Damien Hirst is An Artist

On Good Friday I halted myself mid mouth-off: "Any twit could buy a pork chop, chuck it outside, watch the maggots hatch and the pigeons come; any idiot could stage a meditation on life, death and the food chain in their backyard."

On Good Friday I halted myself mid mouth-off:

"Any twit could buy a pork chop, chuck it outside, watch the maggots hatch and the pigeons come; any idiot could stage a meditation on life, death and the food chain in their backyard."

It was the caffeine talking. I couldn't sling pork chops onto my beloved Brixton Hill; I wouldn't see the point. Likewise, I haven't the slightest inclination to suspend mammalian cadavers in gallons of formaldehyde. I wouldn't phone Australia to secure the mother of all sharks, import one, souse it and then stage it in a gallery? An artist would. Just as another once painted pythonesses with man arms on the ceiling of a Roman cathedral at Il Papa's bidding.

According to one dictionary, 'artist' is informally defined as "a habitual practitioner of a specified reprehensible activity." Well yes, quite. What kind of person, after cuckolding his benefactor, shaves the knavish mane from his guilty head, sprouts a penitent's whiskers, secures human body parts, and skulks about a studio with the decomposing cuts so that he can witness their putrefaction, and capture it for his canvas? Who'd cook up such a grisly concept? Theodore Gericault; that's who. But was it art? An Artist would think so. He'd take a cool look at 'Le Radeau de la Meduse,' appreciate the dwarfing impact of its cinematic scale, the desperateness of its drama, and thence rapport with what a nineteenth century artist invested in siring a conceptual masterpiece. By the way, a few centuries previously when Sandro Botticelli took a notion to turn his mate Dante's 'Inferno' into mediaeval Manga, that was a concept too, right? Just asking.

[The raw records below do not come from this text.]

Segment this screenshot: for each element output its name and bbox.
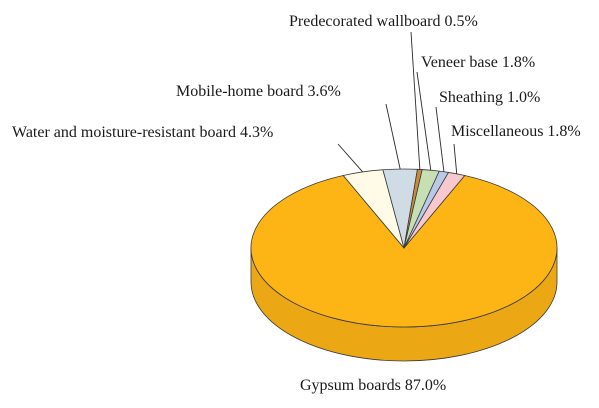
leader-line-3 bbox=[410, 31, 421, 170]
pie-slice-gypsum-boards bbox=[250, 175, 558, 328]
leader-line-4 bbox=[416, 71, 432, 171]
pie-tops bbox=[250, 168, 558, 328]
leader-line-2 bbox=[385, 103, 401, 170]
label-miscellaneous: Miscellaneous 1.8% bbox=[451, 123, 581, 140]
label-mobile-home-board: Mobile-home board 3.6% bbox=[176, 83, 341, 100]
leader-line-5 bbox=[435, 106, 445, 172]
leader-lines bbox=[337, 31, 458, 174]
label-predecorated-wallboard: Predecorated wallboard 0.5% bbox=[289, 13, 478, 30]
label-veneer-base: Veneer base 1.8% bbox=[421, 54, 535, 71]
leader-line-6 bbox=[453, 143, 458, 174]
leader-line-1 bbox=[337, 143, 364, 173]
label-water-moisture-resistant-board: Water and moisture-resistant board 4.3% bbox=[12, 124, 273, 141]
label-sheathing: Sheathing 1.0% bbox=[439, 89, 540, 106]
label-gypsum-boards: Gypsum boards 87.0% bbox=[300, 377, 446, 394]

By now somebody will have muttered "But he doesn't do it himself." This puts him on a par with that Restoration charlatan Peter Lely, Britain's most renowned royal portraitist in Anthony van Dyck's wake. As his reputation grew, and demand for his portraits along with it, he established a hive of apprentices to see to the limbs, the fabrics and the interiors in which his subjects were pictured. The man himself confined his skill to likenesses. Gasp! Renaissance experts speculate that the dexterous digits of that other miscreant, Fra Angelico, are detectable in the detail of Lorenzo Monaco's later output, theorizing that Angelico was one of Monaco's apprentices. Later in Fra Angelico's own esteemed vocation the hands of others are discernible in the detail of his altarpieces, as he too had to marshal a crew of apprentices to stay abreast with demand. Art history heaves with canonized individuals who mobilised project teams, rather like movie directors who farm tasks out to second units without ever having their artistry brought into question.

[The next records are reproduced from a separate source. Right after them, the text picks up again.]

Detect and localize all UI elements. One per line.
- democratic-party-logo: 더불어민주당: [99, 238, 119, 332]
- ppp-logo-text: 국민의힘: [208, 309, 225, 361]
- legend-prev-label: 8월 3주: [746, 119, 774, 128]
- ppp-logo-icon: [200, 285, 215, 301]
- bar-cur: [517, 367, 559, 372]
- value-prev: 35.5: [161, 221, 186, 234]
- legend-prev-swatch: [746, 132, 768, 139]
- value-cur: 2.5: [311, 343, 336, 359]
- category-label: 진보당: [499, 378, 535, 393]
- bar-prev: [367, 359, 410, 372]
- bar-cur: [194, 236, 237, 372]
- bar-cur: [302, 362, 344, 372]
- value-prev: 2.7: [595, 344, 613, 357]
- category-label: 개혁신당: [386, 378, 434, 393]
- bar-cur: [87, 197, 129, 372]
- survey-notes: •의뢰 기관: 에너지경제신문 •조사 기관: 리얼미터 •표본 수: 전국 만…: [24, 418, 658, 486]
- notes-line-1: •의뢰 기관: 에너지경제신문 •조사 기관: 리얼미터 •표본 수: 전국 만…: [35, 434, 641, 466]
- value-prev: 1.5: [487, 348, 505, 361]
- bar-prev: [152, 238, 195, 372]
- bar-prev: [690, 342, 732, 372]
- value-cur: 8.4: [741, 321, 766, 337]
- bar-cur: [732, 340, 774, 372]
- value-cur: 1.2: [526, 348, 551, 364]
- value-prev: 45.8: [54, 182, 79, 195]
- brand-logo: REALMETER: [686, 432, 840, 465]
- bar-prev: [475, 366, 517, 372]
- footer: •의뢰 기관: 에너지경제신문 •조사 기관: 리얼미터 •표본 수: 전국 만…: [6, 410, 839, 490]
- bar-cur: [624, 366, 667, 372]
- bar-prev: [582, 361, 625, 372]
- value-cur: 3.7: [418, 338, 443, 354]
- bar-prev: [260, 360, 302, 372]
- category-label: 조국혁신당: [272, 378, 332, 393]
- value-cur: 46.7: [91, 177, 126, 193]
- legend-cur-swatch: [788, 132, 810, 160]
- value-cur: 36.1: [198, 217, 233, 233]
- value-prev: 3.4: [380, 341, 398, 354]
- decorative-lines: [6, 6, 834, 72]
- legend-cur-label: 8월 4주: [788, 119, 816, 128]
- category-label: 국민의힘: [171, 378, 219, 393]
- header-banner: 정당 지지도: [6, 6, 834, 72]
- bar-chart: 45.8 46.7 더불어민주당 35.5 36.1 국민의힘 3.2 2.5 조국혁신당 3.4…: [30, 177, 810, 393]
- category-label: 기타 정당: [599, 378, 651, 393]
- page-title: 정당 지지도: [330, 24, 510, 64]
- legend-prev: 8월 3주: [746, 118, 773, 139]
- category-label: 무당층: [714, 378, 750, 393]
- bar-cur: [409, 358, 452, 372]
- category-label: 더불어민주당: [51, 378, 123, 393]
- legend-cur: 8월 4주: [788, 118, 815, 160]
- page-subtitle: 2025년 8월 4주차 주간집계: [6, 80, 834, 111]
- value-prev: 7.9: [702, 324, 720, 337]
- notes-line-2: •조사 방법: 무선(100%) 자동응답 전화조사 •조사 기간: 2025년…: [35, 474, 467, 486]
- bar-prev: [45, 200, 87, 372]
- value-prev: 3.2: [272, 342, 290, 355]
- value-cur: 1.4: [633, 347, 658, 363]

Saatchi has to be mentioned at least once, Saatchi. Maybe Mapplethorpe's edgy erotica would have been hallowed in the murky cellars of New York's S&M scene from whence it drew some subjects, but would he have become quite as feted without Sam Wagstaff? The monied Manhattan socialite curator who obsessively amassed a vault of photographs, bidding hitherto unheard of amounts for some, so that it became fashionable to fritter fortunes on snaps. The fact that Wagstaff's unique undertaking transformed the perceived value of photographs during his renowned passion with Mapplethorpe did the photographer and his captures negligible harm. That Renaissance rascal, Benvenuto Cellini, did very nicely out of the Bishop of Salamanca until His Reverence got tardy with the moola. Still, the church and the Medicis were the best gig in town; this was a no-brainer for the Renaissance mob. Oh yeah, and William Theed the Younger helped define Victorian London's allegorical sculpture landscape, largely because Prince Albert was in awe of the young man's prodigious chisel skills.

I once subscribed to the "An Artist isn't an artist!" lobby. Not that I was nearly informed enough to define what an artist was at the time- not that I am now? It's been a fashionable declamation to spout ever since An Artist seized the contemporary art conversation by its throat; we're still squabbling about him. Whether any of us actually know what we're talking about often snakes beneath the radar broadcasting his patrons' wealth, and the snide critic headlines he greets with unruffled disregard. People dislike him: his face, his attitude, the company he keeps. We're curmudgeonly when means are bestowed upon people we don't like, especially if they do anything we think we could. We have at An Artist with our grudging rapiers because he's overrated, overvalued, overpaid and over there. Success is selective and it should have selected somebody more talented, somebody nicer, a 'proper' artist, anybody but him. The collective lunacy of the cognoscenti swoons at his feet and An Artist gets pilloried for their excessive hysterics.

Now, where can I buy a vat load of formaldehyde?